Crisp, colourful and easy to make, these vegetarian puff pastry tartlets are perfect for every occasion

  • Prep: 10 mins
    Cook: 20 mins
  • Serves 4
  • Easy
  • Serves 4
  • Easy
  • Calories 515
  • Carbohydrates 34
  • Saturated Fat 17
  • Sugar 6
  • Protein 16
  • Fat 35
  • Fibre 2
  • Salt 1.5

Nutrition per serving

  • Calories 515
  • Carbohydrates 34
  • Saturated Fat 17
  • Sugar 6
  • Protein 16
  • Fat 35
  • Fibre 2
  • Salt 1.5

Ingredients

  • 320g pack puff pastry
  • a little plain flour, for dusting
  • 150g tub soft goat's cheese
  • 1 tsp herbes de Provence, or chopped herb from the garden
  • 2 small courgettes, cut into thin rounds
  • 5 tomatoes (not too big), thinly sliced
  • handful pitted black olives
  • leaves from a few thyme sprigs
  • drizzle of extra virgin olive oil
  • medium beaten egg, to glaze
  • 1 tbsp mild olive oil
  • 2 tsp red wine vinegar
  • 1 tsp Dijon mustard
  • 1 tsp clear honey
  • 100g bag watercress

Method

  1. Heat oven to 220C/200C fan/gas 7. Unroll the pastry and cut it into 4 rectangles. Score a border about 2cm in from the edge of each piece, then lift onto a lightly floured baking sheet. Mash the goat’s cheese with the herbs, plus some seasoning. Spread over the middles of the tarts.
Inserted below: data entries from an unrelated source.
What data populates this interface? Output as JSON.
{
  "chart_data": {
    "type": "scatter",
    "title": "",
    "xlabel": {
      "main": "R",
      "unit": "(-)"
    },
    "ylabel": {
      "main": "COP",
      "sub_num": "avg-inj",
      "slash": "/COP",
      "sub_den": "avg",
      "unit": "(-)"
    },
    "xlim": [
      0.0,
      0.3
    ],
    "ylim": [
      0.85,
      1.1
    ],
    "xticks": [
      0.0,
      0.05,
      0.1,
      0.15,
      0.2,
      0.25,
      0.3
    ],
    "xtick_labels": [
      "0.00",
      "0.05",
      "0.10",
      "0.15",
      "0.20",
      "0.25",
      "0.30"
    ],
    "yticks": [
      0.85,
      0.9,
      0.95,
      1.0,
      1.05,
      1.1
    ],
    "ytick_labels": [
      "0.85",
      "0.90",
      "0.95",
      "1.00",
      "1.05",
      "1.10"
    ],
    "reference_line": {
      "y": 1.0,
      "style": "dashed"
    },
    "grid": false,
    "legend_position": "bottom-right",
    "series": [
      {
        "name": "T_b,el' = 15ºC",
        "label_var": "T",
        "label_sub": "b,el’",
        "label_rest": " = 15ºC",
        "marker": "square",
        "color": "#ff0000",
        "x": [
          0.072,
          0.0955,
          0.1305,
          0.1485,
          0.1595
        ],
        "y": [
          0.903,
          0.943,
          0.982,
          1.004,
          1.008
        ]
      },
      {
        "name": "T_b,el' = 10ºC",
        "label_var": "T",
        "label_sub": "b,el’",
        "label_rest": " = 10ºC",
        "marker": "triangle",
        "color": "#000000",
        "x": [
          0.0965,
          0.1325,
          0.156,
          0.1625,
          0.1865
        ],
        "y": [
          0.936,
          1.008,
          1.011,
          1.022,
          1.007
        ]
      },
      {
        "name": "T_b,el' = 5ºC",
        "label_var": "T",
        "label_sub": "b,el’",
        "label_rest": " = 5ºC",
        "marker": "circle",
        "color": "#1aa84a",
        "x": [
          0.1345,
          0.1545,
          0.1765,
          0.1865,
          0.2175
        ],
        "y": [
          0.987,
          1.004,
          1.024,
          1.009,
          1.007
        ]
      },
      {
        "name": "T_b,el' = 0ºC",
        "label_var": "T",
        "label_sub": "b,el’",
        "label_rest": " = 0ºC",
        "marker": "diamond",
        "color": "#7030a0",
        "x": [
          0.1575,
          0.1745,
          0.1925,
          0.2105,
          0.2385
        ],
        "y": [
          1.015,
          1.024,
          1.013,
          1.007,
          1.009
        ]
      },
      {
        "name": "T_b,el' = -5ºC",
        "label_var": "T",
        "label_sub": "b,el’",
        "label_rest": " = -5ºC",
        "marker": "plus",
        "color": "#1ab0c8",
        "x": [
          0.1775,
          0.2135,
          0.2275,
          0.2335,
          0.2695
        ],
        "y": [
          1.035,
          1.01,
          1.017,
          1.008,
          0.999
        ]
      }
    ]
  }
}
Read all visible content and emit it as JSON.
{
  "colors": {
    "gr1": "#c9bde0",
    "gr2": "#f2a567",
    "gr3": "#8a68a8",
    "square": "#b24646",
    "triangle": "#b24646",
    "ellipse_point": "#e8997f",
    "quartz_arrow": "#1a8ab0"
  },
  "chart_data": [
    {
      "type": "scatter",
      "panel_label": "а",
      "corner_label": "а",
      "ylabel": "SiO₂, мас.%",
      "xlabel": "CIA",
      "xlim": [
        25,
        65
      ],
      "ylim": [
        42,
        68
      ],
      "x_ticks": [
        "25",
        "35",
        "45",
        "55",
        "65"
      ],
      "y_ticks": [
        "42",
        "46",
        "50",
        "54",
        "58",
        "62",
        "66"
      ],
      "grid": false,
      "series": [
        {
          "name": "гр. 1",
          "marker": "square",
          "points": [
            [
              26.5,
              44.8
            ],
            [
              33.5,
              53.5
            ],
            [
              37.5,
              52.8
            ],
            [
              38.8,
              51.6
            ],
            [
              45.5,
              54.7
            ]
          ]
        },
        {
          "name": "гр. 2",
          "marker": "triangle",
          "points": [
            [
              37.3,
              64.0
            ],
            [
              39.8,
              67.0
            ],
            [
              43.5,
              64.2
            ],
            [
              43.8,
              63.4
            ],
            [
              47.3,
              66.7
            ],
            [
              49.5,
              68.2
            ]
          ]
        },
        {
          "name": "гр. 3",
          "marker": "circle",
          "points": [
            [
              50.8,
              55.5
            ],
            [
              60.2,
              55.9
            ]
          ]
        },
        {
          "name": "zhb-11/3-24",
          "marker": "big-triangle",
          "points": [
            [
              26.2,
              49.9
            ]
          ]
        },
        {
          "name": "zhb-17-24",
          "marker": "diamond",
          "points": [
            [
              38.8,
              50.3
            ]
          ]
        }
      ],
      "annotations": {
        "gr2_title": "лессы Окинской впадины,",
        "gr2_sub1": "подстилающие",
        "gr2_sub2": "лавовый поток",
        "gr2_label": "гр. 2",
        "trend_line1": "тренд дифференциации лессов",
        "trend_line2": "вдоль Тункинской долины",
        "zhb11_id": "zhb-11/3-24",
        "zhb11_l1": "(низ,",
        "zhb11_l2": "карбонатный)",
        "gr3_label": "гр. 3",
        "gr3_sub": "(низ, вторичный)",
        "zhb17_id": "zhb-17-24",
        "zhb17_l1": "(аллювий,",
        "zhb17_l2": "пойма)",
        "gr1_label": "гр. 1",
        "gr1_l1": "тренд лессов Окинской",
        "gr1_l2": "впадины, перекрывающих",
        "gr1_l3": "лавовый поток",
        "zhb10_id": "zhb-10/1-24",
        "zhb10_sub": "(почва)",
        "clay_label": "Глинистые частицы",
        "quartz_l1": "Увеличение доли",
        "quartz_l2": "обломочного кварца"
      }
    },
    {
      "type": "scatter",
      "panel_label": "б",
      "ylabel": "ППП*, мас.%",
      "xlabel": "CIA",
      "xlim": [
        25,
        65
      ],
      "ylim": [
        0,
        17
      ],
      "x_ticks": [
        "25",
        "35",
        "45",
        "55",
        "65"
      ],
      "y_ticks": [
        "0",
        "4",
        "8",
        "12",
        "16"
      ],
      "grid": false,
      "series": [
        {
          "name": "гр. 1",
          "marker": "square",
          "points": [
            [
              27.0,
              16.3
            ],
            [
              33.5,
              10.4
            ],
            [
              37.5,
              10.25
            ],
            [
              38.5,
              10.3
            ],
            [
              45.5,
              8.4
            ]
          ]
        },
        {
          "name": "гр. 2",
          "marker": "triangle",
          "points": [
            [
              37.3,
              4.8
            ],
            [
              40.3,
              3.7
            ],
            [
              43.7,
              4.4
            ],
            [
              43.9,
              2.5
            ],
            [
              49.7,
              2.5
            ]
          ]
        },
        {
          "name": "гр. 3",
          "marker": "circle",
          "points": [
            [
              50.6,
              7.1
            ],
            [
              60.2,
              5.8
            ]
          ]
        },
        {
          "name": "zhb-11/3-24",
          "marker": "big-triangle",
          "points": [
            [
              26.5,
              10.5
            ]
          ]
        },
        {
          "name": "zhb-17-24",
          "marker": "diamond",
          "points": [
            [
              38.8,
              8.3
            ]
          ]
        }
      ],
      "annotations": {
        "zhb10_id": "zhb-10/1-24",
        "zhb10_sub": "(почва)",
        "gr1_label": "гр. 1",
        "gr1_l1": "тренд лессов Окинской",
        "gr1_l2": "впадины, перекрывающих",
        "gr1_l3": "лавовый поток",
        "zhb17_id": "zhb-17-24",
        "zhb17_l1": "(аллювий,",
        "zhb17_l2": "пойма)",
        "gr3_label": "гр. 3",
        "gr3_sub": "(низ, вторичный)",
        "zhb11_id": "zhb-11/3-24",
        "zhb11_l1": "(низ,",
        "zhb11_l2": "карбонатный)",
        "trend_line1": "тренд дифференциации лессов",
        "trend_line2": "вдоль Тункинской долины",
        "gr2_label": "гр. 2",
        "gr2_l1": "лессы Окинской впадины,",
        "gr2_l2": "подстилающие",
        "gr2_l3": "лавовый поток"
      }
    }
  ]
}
  2. Overlap the courgette and tomato slices on top of the cheese, then scatter with the olives and thyme leaves. Drizzle with a little olive oil. Brush the edges of the pastry with egg. Bake for 15-20 mins until the pastry is dark golden and the vegetables are starting to sizzle.

  3. Whisk together the oil, vinegar, mustard and honey to make a dressing, then season to taste. Toss with the watercress just before serving.